The Austrian government has revealed its plan to open its honorary Consulate General in Kurdistan Region Capital Erbil in a near future. The Foreign Ministry of Austria announced it is going to open the Austrian honorary consulate in Kurdistan Region, stressing its commitment to provide humanitarian aid and support for displaced persons in the region.

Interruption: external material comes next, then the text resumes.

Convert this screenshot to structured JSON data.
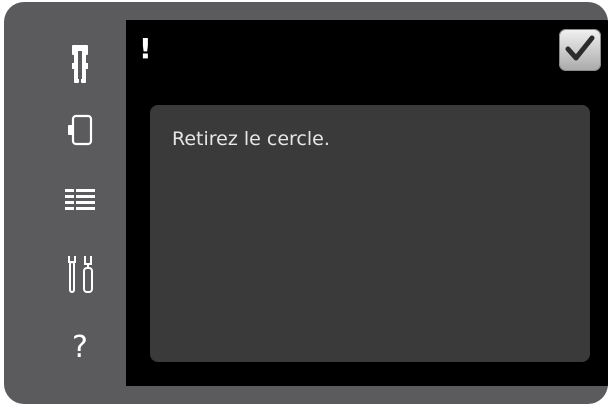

Operations are now back to normal in US missions around the world following the technical glitch that caused major delays in visa and passport issuance for three weeks. Specialists worked round-the-clock for weeks to fix a hardware failure that caused the technical glitch that affected applications after June 8. According to the official statement of the US Department of State’s Bureau of Consular Affairs on Friday, “All visa-issuing embassies and consulates are now back online. We are scheduling visa interviews and issuing non-immigrant and immigrant visas.” “We deeply regret the inconvenience to travellers who are waiting for visas, as well as their families and US businesses that have been affected,” the statement read.
British nationals in Tunisia should make contact with the embassy there. Anyone in the UK concerned about relatives in Tunisia can call the Foreign Office helpline on 020 7008 0000. The number of Britons known to have been killed in the Sousse massacre has risen to 15 but the final death toll of British victims could rise to 23, as the Foreign Office warns tourists further attacks in Tunisia are possible. On its website the Foreign and Commonwealth Office (FCO) has updated its advice for tourists already in Tunisia or who are planning to visit the North African country in the near future. “Further terrorist attacks in Tunisia, including in tourist resorts, are possible, including by individuals who are unknown to the authorities and whose actions are inspired by terrorist groups via social media,” says the FCO. Of an estimated 20,000 Britons who were in Tunisia at the time of Friday’s attack by lone gunman Seifeddine Yacoubi around 2,500 are thought to have returned, many on specially chartered planes organised by tour operators Thomson and First Choice holidays. All trips to Tunisia for the next week have been cancelled and the tour operators said anyone who wanted to cancel their trip will be refunded. Although some Britons and tourists from other European countries including Ireland and Germany have decided to stay, so many are trying to leave the country they are having to queue outside the airport.